Le patron de la BAD a insisté sur la nécessité pour les pays africains d’accélérer les réformes structurelles, d’améliorer la gouvernance économique et de renforcer les partenariats public-privé afin d’attirer davantage d’investissements.

Sidi Ould Tah a également mis en avant les progrès réalisés dans plusieurs secteurs clés, notamment les infrastructures, l’énergie et l’agriculture, tout en reconnaissant que beaucoup reste à faire pour répondre aux attentes des populations.

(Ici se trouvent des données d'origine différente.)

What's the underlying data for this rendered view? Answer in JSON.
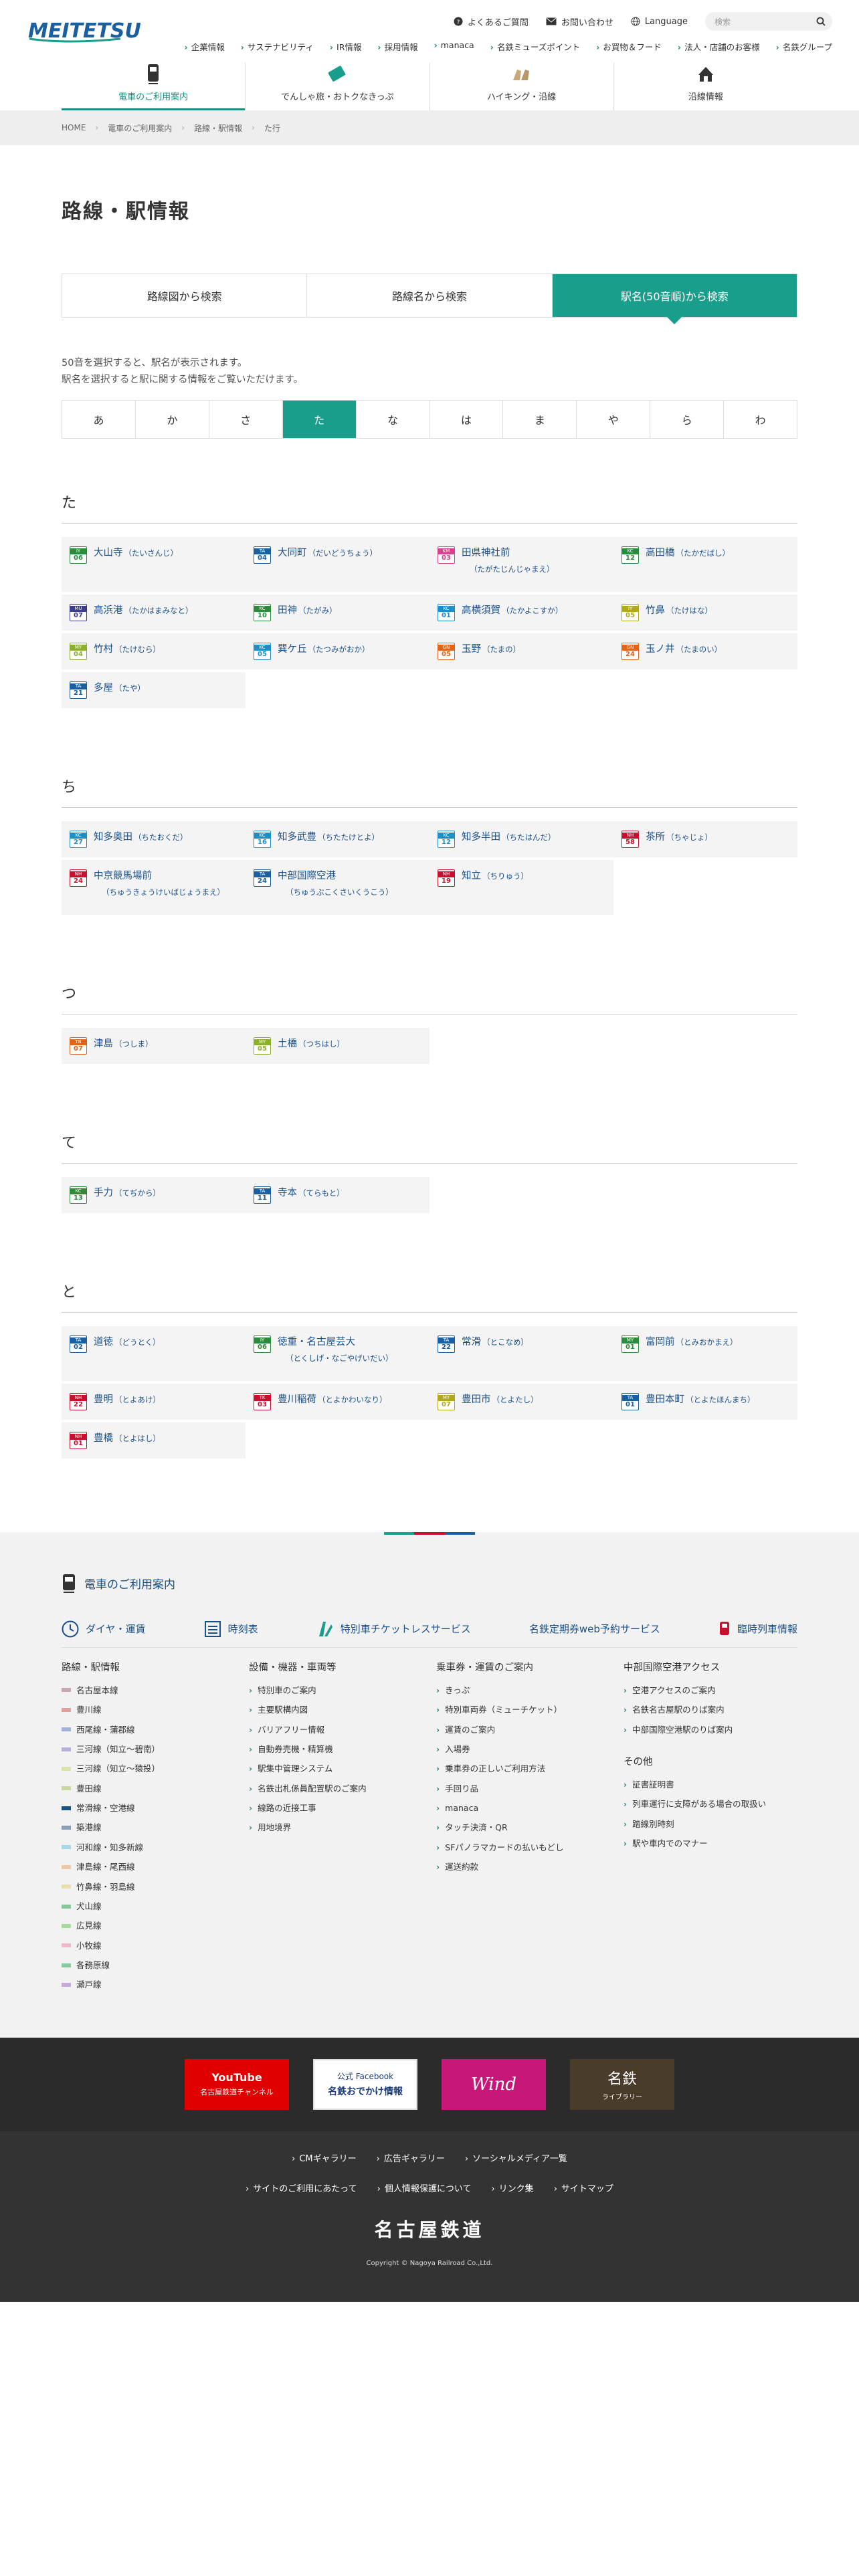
{
  "header": {
    "logo_text": "MEITETSU",
    "utils": [
      "よくあるご質問",
      "お問い合わせ",
      "Language"
    ],
    "search_placeholder": "検索",
    "subnav": [
      "企業情報",
      "サステナビリティ",
      "IR情報",
      "採用情報",
      "manaca",
      "名鉄ミューズポイント",
      "お買物＆フード",
      "法人・店舗のお客様",
      "名鉄グループ"
    ],
    "mainnav": [
      "電車のご利用案内",
      "でんしゃ旅・おトクなきっぷ",
      "ハイキング・沿線",
      "沿線情報"
    ]
  },
  "breadcrumb": [
    "HOME",
    "電車のご利用案内",
    "路線・駅情報",
    "た行"
  ],
  "page_title": "路線・駅情報",
  "tabs": [
    "路線図から検索",
    "路線名から検索",
    "駅名(50音順)から検索"
  ],
  "desc": [
    "50音を選択すると、駅名が表示されます。",
    "駅名を選択すると駅に関する情報をご覧いただけます。"
  ],
  "kana": [
    "あ",
    "か",
    "さ",
    "た",
    "な",
    "は",
    "ま",
    "や",
    "ら",
    "わ"
  ],
  "groups": [
    {
      "heading": "た",
      "stations": [
        {
          "code": "IY",
          "num": "06",
          "name": "大山寺",
          "reading": "（たいさんじ）",
          "color": "#2a8c3a"
        },
        {
          "code": "TA",
          "num": "04",
          "name": "大同町",
          "reading": "（だいどうちょう）",
          "color": "#1a5fa0"
        },
        {
          "code": "KM",
          "num": "03",
          "name": "田県神社前",
          "reading": "（たがたじんじゃまえ）",
          "color": "#d4418e",
          "tall": true
        },
        {
          "code": "KC",
          "num": "12",
          "name": "高田橋",
          "reading": "（たかだばし）",
          "color": "#2a8c3a"
        },
        {
          "code": "MU",
          "num": "07",
          "name": "高浜港",
          "reading": "（たかはまみなと）",
          "color": "#3d3d8f"
        },
        {
          "code": "KC",
          "num": "10",
          "name": "田神",
          "reading": "（たがみ）",
          "color": "#2a8c3a"
        },
        {
          "code": "KC",
          "num": "01",
          "name": "高横須賀",
          "reading": "（たかよこすか）",
          "color": "#1a8fc9"
        },
        {
          "code": "IY",
          "num": "05",
          "name": "竹鼻",
          "reading": "（たけはな）",
          "color": "#b0a91e"
        },
        {
          "code": "MY",
          "num": "04",
          "name": "竹村",
          "reading": "（たけむら）",
          "color": "#8ab02c"
        },
        {
          "code": "KC",
          "num": "05",
          "name": "巽ケ丘",
          "reading": "（たつみがおか）",
          "color": "#1a8fc9"
        },
        {
          "code": "GN",
          "num": "05",
          "name": "玉野",
          "reading": "（たまの）",
          "color": "#e0641a"
        },
        {
          "code": "GN",
          "num": "24",
          "name": "玉ノ井",
          "reading": "（たまのい）",
          "color": "#e0641a"
        },
        {
          "code": "TA",
          "num": "21",
          "name": "多屋",
          "reading": "（たや）",
          "color": "#1a5fa0"
        }
      ]
    },
    {
      "heading": "ち",
      "stations": [
        {
          "code": "KC",
          "num": "27",
          "name": "知多奥田",
          "reading": "（ちたおくだ）",
          "color": "#1a8fc9"
        },
        {
          "code": "KC",
          "num": "16",
          "name": "知多武豊",
          "reading": "（ちたたけとよ）",
          "color": "#1a8fc9"
        },
        {
          "code": "KC",
          "num": "12",
          "name": "知多半田",
          "reading": "（ちたはんだ）",
          "color": "#1a8fc9"
        },
        {
          "code": "NH",
          "num": "58",
          "name": "茶所",
          "reading": "（ちゃじょ）",
          "color": "#c8102e"
        },
        {
          "code": "NH",
          "num": "24",
          "name": "中京競馬場前",
          "reading": "（ちゅうきょうけいばじょうまえ）",
          "color": "#c8102e",
          "tall": true
        },
        {
          "code": "TA",
          "num": "24",
          "name": "中部国際空港",
          "reading": "（ちゅうぶこくさいくうこう）",
          "color": "#1a5fa0",
          "tall": true
        },
        {
          "code": "NH",
          "num": "19",
          "name": "知立",
          "reading": "（ちりゅう）",
          "color": "#c8102e"
        }
      ]
    },
    {
      "heading": "つ",
      "stations": [
        {
          "code": "TB",
          "num": "07",
          "name": "津島",
          "reading": "（つしま）",
          "color": "#e0641a"
        },
        {
          "code": "MY",
          "num": "05",
          "name": "土橋",
          "reading": "（つちはし）",
          "color": "#8ab02c"
        }
      ]
    },
    {
      "heading": "て",
      "stations": [
        {
          "code": "KC",
          "num": "13",
          "name": "手力",
          "reading": "（てぢから）",
          "color": "#2a8c3a"
        },
        {
          "code": "TA",
          "num": "11",
          "name": "寺本",
          "reading": "（てらもと）",
          "color": "#1a5fa0"
        }
      ]
    },
    {
      "heading": "と",
      "stations": [
        {
          "code": "TA",
          "num": "02",
          "name": "道徳",
          "reading": "（どうとく）",
          "color": "#1a5fa0"
        },
        {
          "code": "IY",
          "num": "06",
          "name": "徳重・名古屋芸大",
          "reading": "（とくしげ・なごやげいだい）",
          "color": "#2a8c3a",
          "tall": true
        },
        {
          "code": "TA",
          "num": "22",
          "name": "常滑",
          "reading": "（とこなめ）",
          "color": "#1a5fa0"
        },
        {
          "code": "MY",
          "num": "01",
          "name": "富岡前",
          "reading": "（とみおかまえ）",
          "color": "#2a8c3a"
        },
        {
          "code": "NH",
          "num": "22",
          "name": "豊明",
          "reading": "（とよあけ）",
          "color": "#c8102e"
        },
        {
          "code": "TK",
          "num": "03",
          "name": "豊川稲荷",
          "reading": "（とよかわいなり）",
          "color": "#c8102e"
        },
        {
          "code": "MY",
          "num": "07",
          "name": "豊田市",
          "reading": "（とよたし）",
          "color": "#b0a91e"
        },
        {
          "code": "TA",
          "num": "01",
          "name": "豊田本町",
          "reading": "（とよたほんまち）",
          "color": "#1a5fa0"
        },
        {
          "code": "NH",
          "num": "01",
          "name": "豊橋",
          "reading": "（とよはし）",
          "color": "#c8102e"
        }
      ]
    }
  ],
  "footer_nav": {
    "title": "電車のご利用案内",
    "links": [
      "ダイヤ・運賃",
      "時刻表",
      "特別車チケットレスサービス",
      "名鉄定期券web予約サービス",
      "臨時列車情報"
    ],
    "col1": {
      "heading": "路線・駅情報",
      "items": [
        {
          "label": "名古屋本線",
          "color": "#c8a7b0"
        },
        {
          "label": "豊川線",
          "color": "#e0a0a0"
        },
        {
          "label": "西尾線・蒲郡線",
          "color": "#a0b4d8"
        },
        {
          "label": "三河線（知立〜碧南）",
          "color": "#b8b0d8"
        },
        {
          "label": "三河線（知立〜猿投）",
          "color": "#dce3a8"
        },
        {
          "label": "豊田線",
          "color": "#c8d8a0"
        },
        {
          "label": "常滑線・空港線",
          "color": "#1a4f8a"
        },
        {
          "label": "築港線",
          "color": "#8aa0b8"
        },
        {
          "label": "河和線・知多新線",
          "color": "#a8d8e8"
        },
        {
          "label": "津島線・尾西線",
          "color": "#f0c8a8"
        },
        {
          "label": "竹鼻線・羽島線",
          "color": "#e8e0a8"
        },
        {
          "label": "犬山線",
          "color": "#88c898"
        },
        {
          "label": "広見線",
          "color": "#a8d8a0"
        },
        {
          "label": "小牧線",
          "color": "#f0b8c8"
        },
        {
          "label": "各務原線",
          "color": "#8ac8a0"
        },
        {
          "label": "瀬戸線",
          "color": "#c8a8d8"
        }
      ]
    },
    "col2": {
      "heading": "設備・機器・車両等",
      "items": [
        "特別車のご案内",
        "主要駅構内図",
        "バリアフリー情報",
        "自動券売機・精算機",
        "駅集中管理システム",
        "名鉄出札係員配置駅のご案内",
        "線路の近接工事",
        "用地境界"
      ]
    },
    "col3": {
      "heading": "乗車券・運賃のご案内",
      "items": [
        "きっぷ",
        "特別車両券（ミューチケット）",
        "運賃のご案内",
        "入場券",
        "乗車券の正しいご利用方法",
        "手回り品",
        "manaca",
        "タッチ決済・QR",
        "SFパノラマカードの払いもどし",
        "運送約款"
      ]
    },
    "col4": {
      "heading": "中部国際空港アクセス",
      "items": [
        "空港アクセスのご案内",
        "名鉄名古屋駅のりば案内",
        "中部国際空港駅のりば案内"
      ],
      "heading2": "その他",
      "items2": [
        "証書証明書",
        "列車運行に支障がある場合の取扱い",
        "踏線別時刻",
        "駅や車内でのマナー"
      ]
    }
  },
  "banners": {
    "youtube": "名古屋鉄道チャンネル",
    "youtube_logo": "YouTube",
    "facebook_title": "公式 Facebook",
    "facebook_sub": "名鉄おでかけ情報",
    "wind": "Wind",
    "library": "名鉄",
    "library_sub": "ライブラリー"
  },
  "footer": {
    "row1": [
      "CMギャラリー",
      "広告ギャラリー",
      "ソーシャルメディア一覧"
    ],
    "row2": [
      "サイトのご利用にあたって",
      "個人情報保護について",
      "リンク集",
      "サイトマップ"
    ],
    "corp": "名古屋鉄道",
    "copyright": "Copyright © Nagoya Railroad Co.,Ltd."
  }
}
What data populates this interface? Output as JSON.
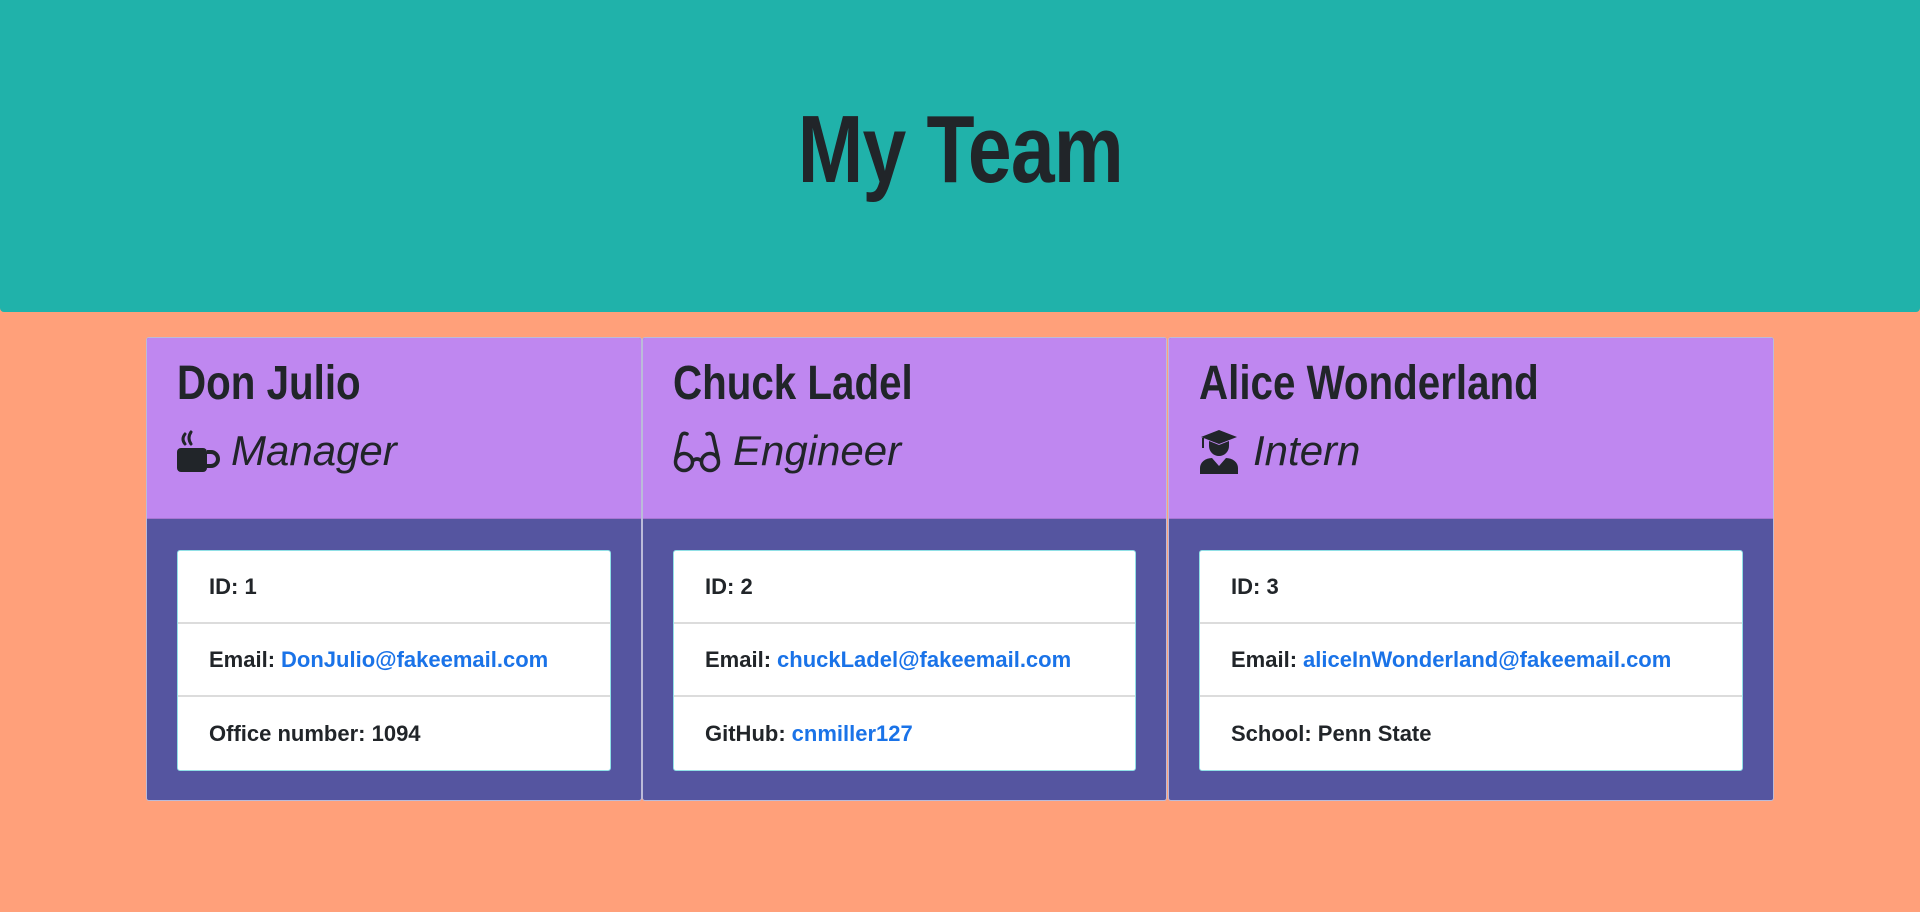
{
  "header": {
    "title": "My Team"
  },
  "colors": {
    "header_bg": "#20b2aa",
    "page_bg": "#ffa07a",
    "card_head_bg": "#bf87f0",
    "card_body_bg": "#5555a0",
    "link": "#1a73e8"
  },
  "cards": [
    {
      "name": "Don Julio",
      "role": "Manager",
      "icon": "mug-icon",
      "id_label": "ID:",
      "id_value": "1",
      "email_label": "Email:",
      "email": "DonJulio@fakeemail.com",
      "extra_label": "Office number:",
      "extra_value": "1094"
    },
    {
      "name": "Chuck Ladel",
      "role": "Engineer",
      "icon": "glasses-icon",
      "id_label": "ID:",
      "id_value": "2",
      "email_label": "Email:",
      "email": "chuckLadel@fakeemail.com",
      "extra_label": "GitHub:",
      "extra_value": "cnmiller127"
    },
    {
      "name": "Alice Wonderland",
      "role": "Intern",
      "icon": "graduate-icon",
      "id_label": "ID:",
      "id_value": "3",
      "email_label": "Email:",
      "email": "aliceInWonderland@fakeemail.com",
      "extra_label": "School:",
      "extra_value": "Penn State"
    }
  ]
}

« Nous devons aller plus vite et plus loin pour transformer les économies africaines et créer des opportunités pour la jeunesse », a-t-il souligné.

Les discussions de Brazzaville ont aussi permis d’aborder la mise en œuvre effective de la Zone de libre-échange continentale africaine (ZLECAf), considérée comme un levier essentiel pour stimuler le commerce intra-africain, encore largement en deçà de son potentiel.

Autre point marquant : l’appel à une meilleure coordination entre les institutions financières africaines et internationales afin de maximiser l’impact des financements et éviter les duplications.

Le président de la BAD a enfin remercié les autorités congolaises pour l’accueil et l’organisation « remarquable » de ces assises, qui auront permis, selon lui, de « poser des bases concrètes pour une nouvelle dynamique de développement du continent ».

Ces Assemblées annuelles de Brazzaville s’achèvent ainsi sur une note d’engagement renouvelé, dans un contexte où l’Afrique cherche plus que jamais à consolider sa souveraineté économique et à accélérer sa transformation structurelle.